Once again, I have assembled the best. Once again I marvel at my luck and am counting the days until we can start working and I can be astonished by what truly talented and creative people can do.
This show is different from anything I have done so far. It is more serious. It has more weight. It is going to be more work to get just right. It is going to be the kind of play where the audience will discuss it on the way home, wake up the next day and still think about it.
The audience might laugh a couple of times. They might tear up a few times. They might see themselves- their relationship with their father, their sister, their sanity. It will not be for everyone, although it could be for anyone.
I take each play I see, perform in, or direct, as an opportunity to grow. To learn something about the world, something about our audience, something about the actors, something about my craft and something about me.
I didn’t want to be a director. Our journey doesn’t always take us where we thought it would. I didn’t want the responsibility. I didn’t want to be in charge. I could never see standing in front of people who were much more talented than I would ever be and telling them where to stand or what to do.
Without knowing how it happened, I have done those things and it makes me happy. It makes me feel like I have accomplished something. After 8 months of not doing it, not knowing if I would ever get to do it again, I am realizing just how much it means to me to create a vision and make it come to life.
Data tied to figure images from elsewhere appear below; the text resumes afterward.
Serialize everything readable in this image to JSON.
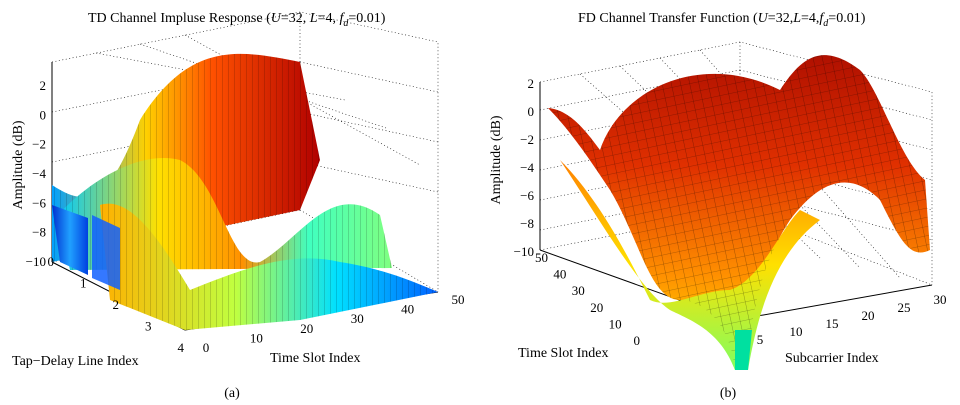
{
  "chart_data": [
    {
      "type": "surface",
      "title_main": "TD Channel Impluse Response (",
      "title_params": {
        "u_name": "U",
        "u_value": "=32, ",
        "l_name": "L",
        "l_value": "=4, ",
        "f_name": "f",
        "f_sub": "d",
        "f_value": "=0.01)"
      },
      "xlabel": "Time Slot Index",
      "ylabel": "Tap−Delay Line Index",
      "zlabel": "Amplitude (dB)",
      "x_ticks": [
        "0",
        "10",
        "20",
        "30",
        "40",
        "50"
      ],
      "y_ticks": [
        "0",
        "1",
        "2",
        "3",
        "4"
      ],
      "z_ticks": [
        "−10",
        "−8",
        "−6",
        "−4",
        "−2",
        "0",
        "2"
      ],
      "xlim": [
        0,
        50
      ],
      "ylim": [
        0,
        4
      ],
      "zlim": [
        -10,
        2
      ],
      "grid": true,
      "colormap": "jet",
      "caption": "(a)",
      "approx_tap_profiles_db": [
        {
          "tap": 0,
          "time_slot": [
            0,
            10,
            20,
            30,
            40,
            50
          ],
          "amplitude": [
            -5,
            -6.5,
            -8.5,
            -7.5,
            -6,
            -5
          ]
        },
        {
          "tap": 1,
          "time_slot": [
            0,
            10,
            20,
            30,
            40,
            50
          ],
          "amplitude": [
            -6,
            -2,
            0.5,
            1.5,
            1,
            1
          ]
        },
        {
          "tap": 2,
          "time_slot": [
            0,
            10,
            20,
            30,
            40,
            50
          ],
          "amplitude": [
            -5.5,
            -3,
            -5,
            -8,
            -3,
            -10
          ]
        },
        {
          "tap": 3,
          "time_slot": [
            0,
            10,
            20,
            30,
            40,
            50
          ],
          "amplitude": [
            -10,
            -9,
            -8,
            -7,
            -8,
            -10
          ]
        }
      ]
    },
    {
      "type": "surface",
      "title_main": "FD Channel Transfer Function (",
      "title_params": {
        "u_name": "U",
        "u_value": "=32,",
        "l_name": "L",
        "l_value": "=4,",
        "f_name": "f",
        "f_sub": "d",
        "f_value": "=0.01)"
      },
      "xlabel": "Subcarrier Index",
      "ylabel": "Time Slot Index",
      "zlabel": "Amplitude (dB)",
      "x_ticks": [
        "5",
        "10",
        "15",
        "20",
        "25",
        "30"
      ],
      "y_ticks": [
        "0",
        "10",
        "20",
        "30",
        "40",
        "50"
      ],
      "z_ticks": [
        "−10",
        "−8",
        "−6",
        "−4",
        "−2",
        "0",
        "2"
      ],
      "xlim": [
        1,
        32
      ],
      "ylim": [
        0,
        50
      ],
      "zlim": [
        -10,
        2
      ],
      "grid": true,
      "colormap": "autumn",
      "caption": "(b)"
    }
  ]
}
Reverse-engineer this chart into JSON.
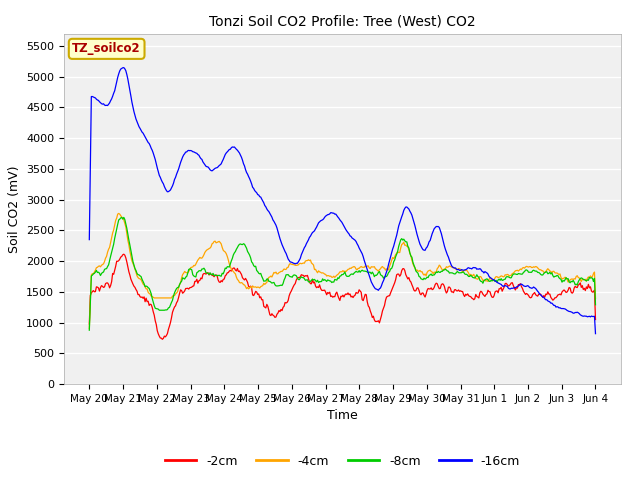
{
  "title": "Tonzi Soil CO2 Profile: Tree (West) CO2",
  "ylabel": "Soil CO2 (mV)",
  "xlabel": "Time",
  "legend_label": "TZ_soilco2",
  "ylim": [
    0,
    5700
  ],
  "yticks": [
    0,
    500,
    1000,
    1500,
    2000,
    2500,
    3000,
    3500,
    4000,
    4500,
    5000,
    5500
  ],
  "series_labels": [
    "-2cm",
    "-4cm",
    "-8cm",
    "-16cm"
  ],
  "series_colors": [
    "#ff0000",
    "#ffa500",
    "#00cc00",
    "#0000ff"
  ],
  "background_color": "#ffffff",
  "plot_bg_color": "#f0f0f0",
  "grid_color": "#ffffff",
  "x_tick_labels": [
    "May 20",
    "May 21",
    "May 22",
    "May 23",
    "May 24",
    "May 25",
    "May 26",
    "May 27",
    "May 28",
    "May 29",
    "May 30",
    "May 31",
    "Jun 1",
    "Jun 2",
    "Jun 3",
    "Jun 4"
  ],
  "n_points": 500
}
It makes me so happy to have my friends join me in this process, as both cast members, crew and audience.
The next month or so I will work as hard as I can to bring this 10 year old dream to life. To make the cast feel welcome on the ride and hope that the audience comes along with us at the end. Maybe it will be PROOF that I have not made a wrong turn on my journey. Maybe it will be PROOF that I just have to keep pushing the boundaries, learning and growing.
Maybe that is all we all want in life- PROOF that we are at least headed in the right direction.